The suburbs emerged after WW2 to further enmesh white petty bourgeois and wealthier elements of the white working class into the imperial capitalist system. White flight was an opportunity; it offered these comfortable white cohorts a chance to become property owners and to escape the increasingly Black and Latine urban cores, which they associated with crime, violence and poverty.

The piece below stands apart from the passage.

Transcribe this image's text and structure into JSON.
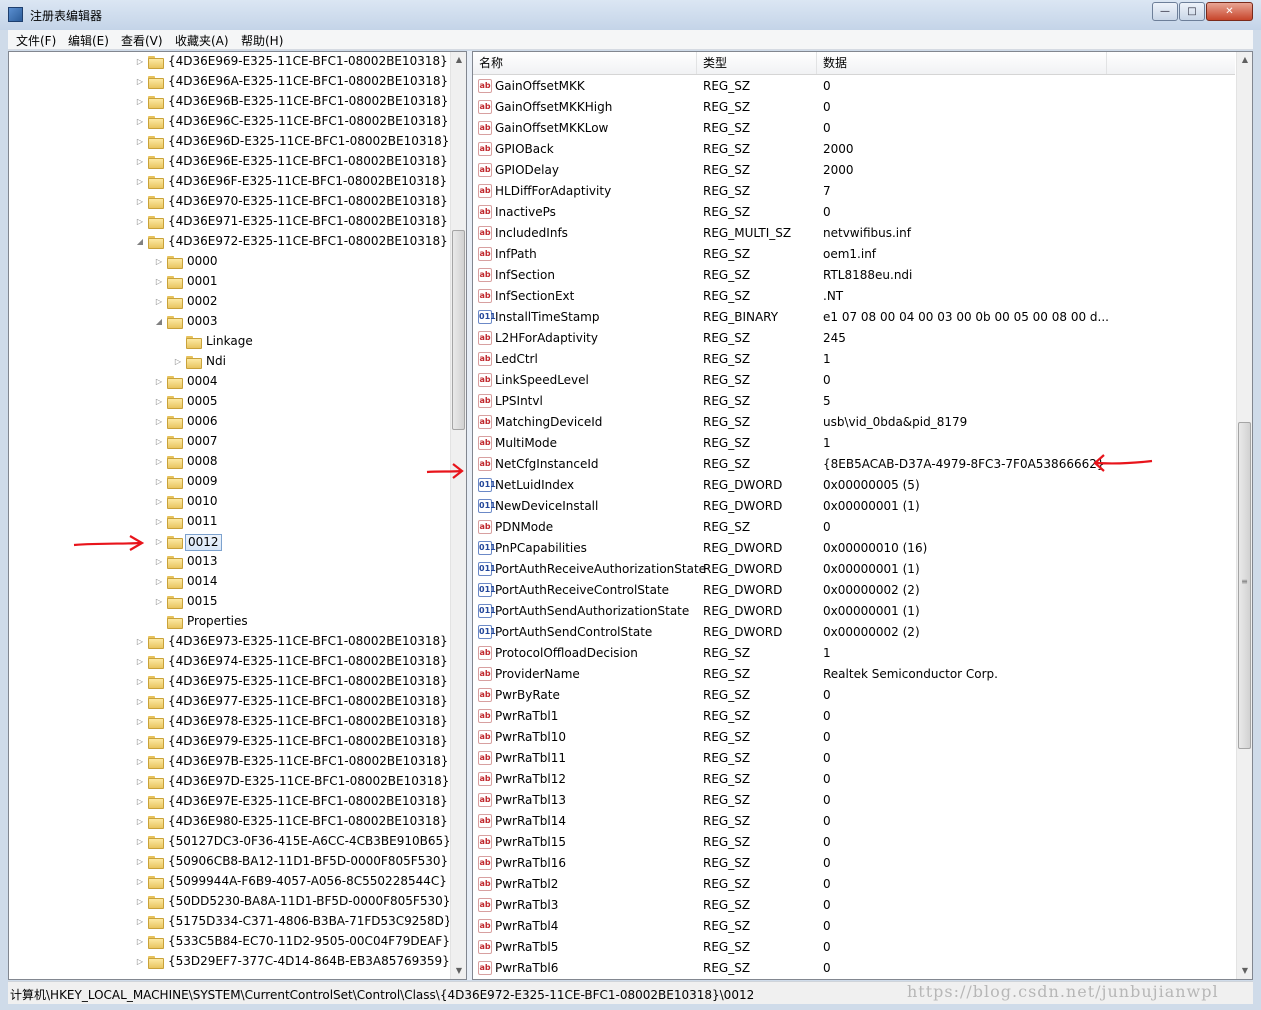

Your Freddy Kreugers, your Friday the 13ths, your Stranger Things are all that violence coming back to pierce the suburban facade of homogenous safety. They're expressions of white petty boug' (and labor aristocracy's) fear of The Other, and a warning that the world past Elmdale Lane is hostile and best left unexplored.

      • UlyssesT [he/him]
        ·
        2 years ago

        And then the straw Soviets show up! :freedom-and-democracy:

      • Frank [he/him, he/him]
        ·
        2 years ago

        I think smarter mainstream critics get it. It was very explicit in The Purge for instance. Less wise mainstream critics miss it. Many horror fans cite it as a major factor they enjoy.

    • UlyssesT [he/him]
      ·
      edit-2
      2 years ago

      It could very well go the "it's just portraying things not condoning them" angle, because some people just can't accept others stating that the things they enjoy could have questionable or even propagandistic elements.